В Торопец, к матери, он кинулся в первом порыве отчаяния, когда почувствовал, что жизнь после ухода Анны опрокинется, как дорожная тележка, под овраг, и пойдут бессмысленно рвать, биться кони, – он бросился к матери, точно одна она могла остановить, изменить то, что надвинулось неминуемо.
И еще в прихожей понял, что никому не остановить его судьбы. Получилось так, что он приехал к матери просить денег. Надо же как-нибудь жить, если заняться музыкой. Так решила и Юлия Ивановна, что новым ударом грома будут разговоры о деньгах. У нее, правда, нет денег, о прошлый месяц заняла в банке ассигнациями, в тульской деревеньке у ее брата хозяйство в расстройстве, нынче платить по закладной, и в Торопце ремонт есть, завалились отцовские аглицкие сараи (тоже выдумывал все, кому в Торопце надобны аглицкие сараи), из полиции приходили, чтобы чинили.
Мусоргский дурно понимал, что такое говорит Юлия Ивановна о сараях и квартальном. Ему было неловко и как-то жалобно на себя и на мать, зачем приехал, напугал, попусту заставил ее тревожиться всеми бесчисленными тревогами, точно бросил камень в затаившуюся воду, и вот пошли ходить круги, закачалась тина, ил.
Утром на другой день на широкой улице, где стрела ласточек с легким свистом низко носилась над пыльной дорогой, Мусоргскому показалось, что никто здесь не ходит и не пройдет больше никогда. Крапивник, отблескивая, сумрачно шумел у обширной торопецкой стены. В расщелинах широких башен из плитняка сухие травины неслись по ветру, как гривы, с тем же пустынным сумрачным шумом.

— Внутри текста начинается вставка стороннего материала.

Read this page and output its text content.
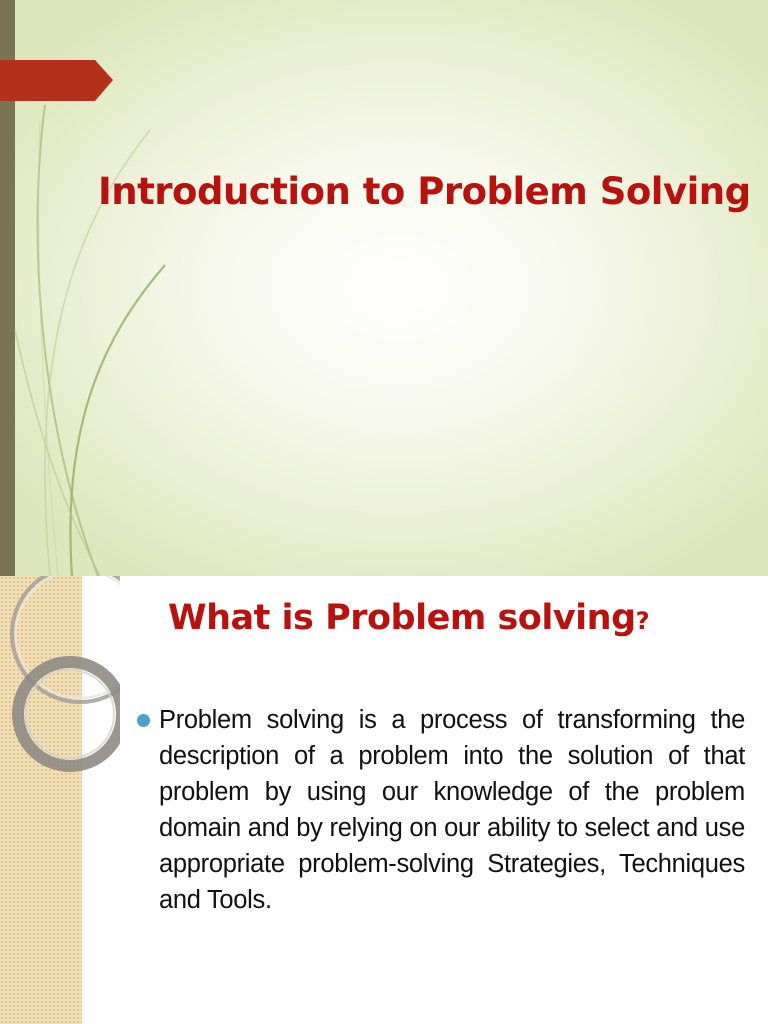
Introduction to Problem Solving
What is Problem solving?

Problem solving is a process of transforming the description of a problem into the solution of that problem by using our knowledge of the problem domain and by relying on our ability to select and use appropriate problem-solving Strategies, Techniques and Tools.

Ему всегда казалось, что ни к чему стоят такие провинциальные города у древних кремлей, здесь как-то не надобна вся жизнь, и лучше бы все опустело, замерло, чтобы слышнее шумел крапивник у груды плитняка и метались бы в тишине одни ласточки или стрижи с их таинственной и скромной суетой, такой же, как у Юлии Ивановны. Люди и, главное, он сам, зачем-то притащившийся сюда, вовсе не нужны, должны онеметь, исчезнуть в покорном молчании.
Его питерская история, бедный роман с уличной певицей, сбежавшей от него, – только тенета, горечь, гордыня его смертного сердца. О себе самом надо забыть, о смертном сердце своем, чтобы жить. Надо как-то растворить себя в немоте, чтобы ничего не осталось внутри от горечи, от тоски по Анне, чтобы все опустело, замерло навеки внутри, как эта мертвая улица с пыльными колеями и крапивником, шумящим у серого торопецкого плитняка. Покорная немота была здесь в дремучей древности, так будет и после него, после всех, когда все живое умолкнет: пыль, трава, выветрившийся камень, ласточки и то же вечное небо, серо-бледное, скромное, как покорные глаза его матери.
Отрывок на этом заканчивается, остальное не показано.